Given #f(x) = -7x^2(2x-3)(x^2+1)# how do you determine the following?

a) The degree of #f(x)#.
b) The leading coefficient.
c) The maximum possible number of turning points.
d) The real zeros of #f(x)#.
e) The end behaviour of #f(x)# as #x->-oo#
f) The end behaviour of #f(x)# as #x->oo#

1 Answer
Aug 12, 2017

Answer:

a) #" "5#
b) #" "-14#
c) #" "4#
d) #" "0# of multiplicity #2#, #3/2# of multiplicity #1#
e) #" "f(x)->oo# as #x->-oo#
f) #" "f(x)->-oo# as #x->oo#

Explanation:

Given:

#f(x) = -7x^2(2x-3)(x^2+1)#

It is not too arduous to multiply out #f(x)# fully, but we do not need to in order to answer all of the questions.

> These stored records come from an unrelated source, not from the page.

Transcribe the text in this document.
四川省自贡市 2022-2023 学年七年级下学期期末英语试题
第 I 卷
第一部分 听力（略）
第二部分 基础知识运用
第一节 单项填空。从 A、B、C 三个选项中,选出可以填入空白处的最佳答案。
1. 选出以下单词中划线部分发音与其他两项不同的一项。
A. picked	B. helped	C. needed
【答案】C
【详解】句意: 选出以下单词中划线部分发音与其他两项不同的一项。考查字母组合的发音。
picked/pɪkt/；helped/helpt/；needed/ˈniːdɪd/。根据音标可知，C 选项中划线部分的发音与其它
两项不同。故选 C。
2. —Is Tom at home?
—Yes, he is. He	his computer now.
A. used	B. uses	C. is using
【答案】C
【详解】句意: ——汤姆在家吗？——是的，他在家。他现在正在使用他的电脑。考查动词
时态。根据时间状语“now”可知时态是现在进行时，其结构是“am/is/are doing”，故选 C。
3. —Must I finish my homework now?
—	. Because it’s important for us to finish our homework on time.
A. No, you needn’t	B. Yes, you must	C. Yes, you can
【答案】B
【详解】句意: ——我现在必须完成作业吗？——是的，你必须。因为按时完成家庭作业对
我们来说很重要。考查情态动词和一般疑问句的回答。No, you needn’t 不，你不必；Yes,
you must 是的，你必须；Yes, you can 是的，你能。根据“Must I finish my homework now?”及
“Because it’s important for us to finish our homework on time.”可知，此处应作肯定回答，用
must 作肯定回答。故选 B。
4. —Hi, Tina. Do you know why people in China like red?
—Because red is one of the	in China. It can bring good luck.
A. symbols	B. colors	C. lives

In particular, note that the term of highest degree in #f(x)# comes from multiplying:

#-7x^2(2x)(x^2) = -14x^5#

a) The degree of #f# is the highest degree of any term, i.e. the degree of #-14x^5#, which is #5#. It is a quintic.

b) The leading coefficient is the coefficient of this term, namely #-14#.

c) A polynomial of degree #n > 0# has at most #n - 1# turning points. So our quintic has at most #4# turning points.

d) The real zeros of a polynomial correspond to its linear factors. In our example #f(x)# has linear factors #x#, #x# and #(2x-3)#, corresponding to real zeros #0#, #0# and #3/2#. The quadratic factor #(x^2+1)# will be non-zero for any real value of #x#, since #x^2 >= 0# for any real value of #x#. The coincident zeros for #x=0# are described by saying that #f(x)# has a zero at #x=0# of multiplicity #2#. The zero at #x=3/2# has multiplicity #1#.

e) As #x->-oo#, the behaviour of #f# is determined by the leading term #-14x^5#, which becomes much larger faster than the other terms. Since this term is of odd degree and the coefficient is negative (#-14 < 0#), #f(x)->oo# as #x->-oo#.

f) As #x->oo#, the behaviour of #f# is dominated by the term of highest degree #-14x^5#, which becomes large and negative. So #f(x)->-oo# as #x->oo#.